Bu süreç boyunca, milletin muhafazası ve sürünün imhası için türlü şaşırtıcı kararlar da alacağız.

Onlarca saldırgan ülkenin hiçbirinin dayanacak gücü yok. Hepsi çok batak, çok çaresiz, çok güçsüz halde… Yıllardır dediğim gibi suni afet saldırıları yaptılar, bu kısımda da uzaylı taraflardan destek aldılar ama buradan bile ilerleyemiyorlar.

Suni afet yaptıkları cihazlarının, sistemlerinin mühim kısımlarında sorunlar var.

Maraş merkezli suni deprem saldırılarından önce defalarca istanbul’u yıkmayı denediler ama engelleyebildik.

ABD’de yaşanmakta olan ve bitmek bilmeyen afetlerin bir sebebi de bizim son yıllardaki mücadelemiz. Dünyanın iklimini suni yollarla kontrol altında tutan çok yüksek teknolojili sisteme yıllardır zarar veriyoruz ve bunu yaklaşık iki buçuk senedir ara ara yazdım, duyurdum. Yaklaşık iki buçuk sene önce Çin’de yaşanan ve herkesin şaşırdığı afetleri bile bu şekilde yorumladım.

Bunun neticesi olarak sadece ABD’de ve Çin’de değil, dünyanın pek çok ülkesinde tuhaf iklim şartları yaşanıyor. Bir yandan hala bu sistemi kısmen de olsa faaliyette tutmak ve iklimleri eskiden olduğu gibi keyiflerince kontrol etmek istiyorlar. Bir yandan da maliyeleri çökük ve halkı evlerine, kasabalarına hapsederek harcamaları düşürmek, krizi ötelemek istiyorlar.

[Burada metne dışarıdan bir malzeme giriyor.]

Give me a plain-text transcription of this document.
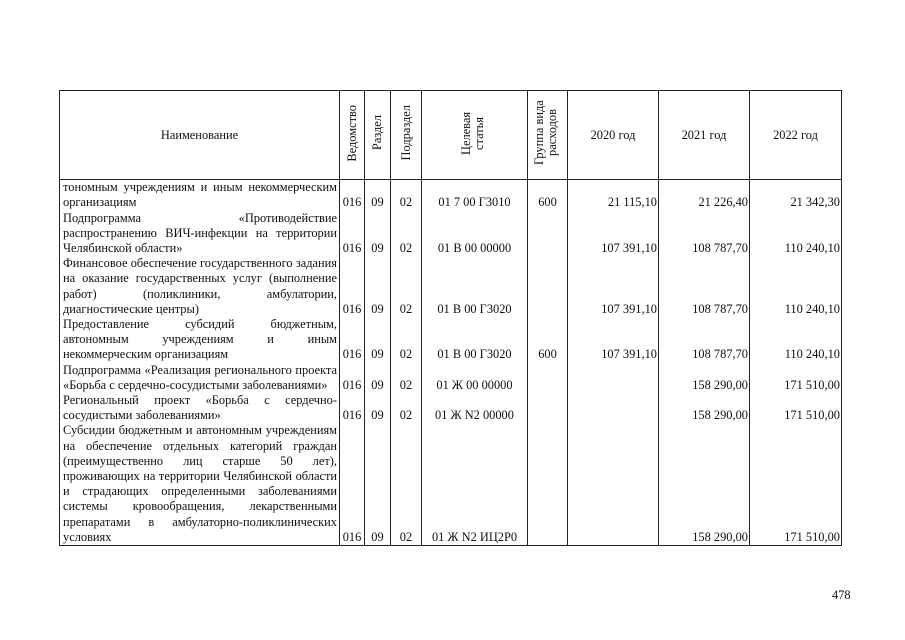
Наименование	Ведомство	Раздел	Подраздел	Целевая статья	Группа вида расходов	2020 год	2021 год	2022 год
тономным учреждениям и иным некоммерческим организациям	016	09	02	01 7 00 Г3010	600	21 115,10	21 226,40	21 342,30
Подпрограмма «Противодействие распространению ВИЧ-инфекции на территории Челябинской области»	016	09	02	01 В 00 00000		107 391,10	108 787,70	110 240,10
Финансовое обеспечение государственного задания на оказание государственных услуг (выполнение работ) (поликлиники, амбулатории, диагностические центры)	016	09	02	01 В 00 Г3020		107 391,10	108 787,70	110 240,10
Предоставление субсидий бюджетным, автономным учреждениям и иным некоммерческим организациям	016	09	02	01 В 00 Г3020	600	107 391,10	108 787,70	110 240,10
Подпрограмма «Реализация регионального проекта «Борьба с сердечно-сосудистыми заболеваниями»	016	09	02	01 Ж 00 00000			158 290,00	171 510,00
Региональный проект «Борьба с сердечно-сосудистыми заболеваниями»	016	09	02	01 Ж N2 00000			158 290,00	171 510,00
Субсидии бюджетным и автономным учреждениям на обеспечение отдельных категорий граждан (преимущественно лиц старше 50 лет), проживающих на территории Челябинской области и страдающих определенными заболеваниями системы кровообращения, лекарственными препаратами в амбулаторно-поликлинических условиях	016	09	02	01 Ж N2 ИЦ2Р0			158 290,00	171 510,00
478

JP Morgan kapıma koşup diz çöküp yalvaracak kadar zor şartlarda… Benden söylemesi, herkes akıllı olsun.

Yine aynı şekilde Elon Musk da kapıma koşup diz çökerek yalvarsa, hiç şaşırtıcı olmaz. O kadar feci bir halde… Bunlar gibilerle ABD sistemi, eş zamanlı olarak çöktü ve son suni afet saldırıları da onları istedikleri neticeye ulaştırmadı. Artık Biden’ı galaksiler birliği bile orada tutamaz. ABD’yi de tek parça halinde tutamazlar. Hoş, galaksiler birliği diye bir birlik olsa ve buraya gelerek dengelere müdahale etmek isteseler, onlar da Kaf dağını aşamazlar, içeri giremezler.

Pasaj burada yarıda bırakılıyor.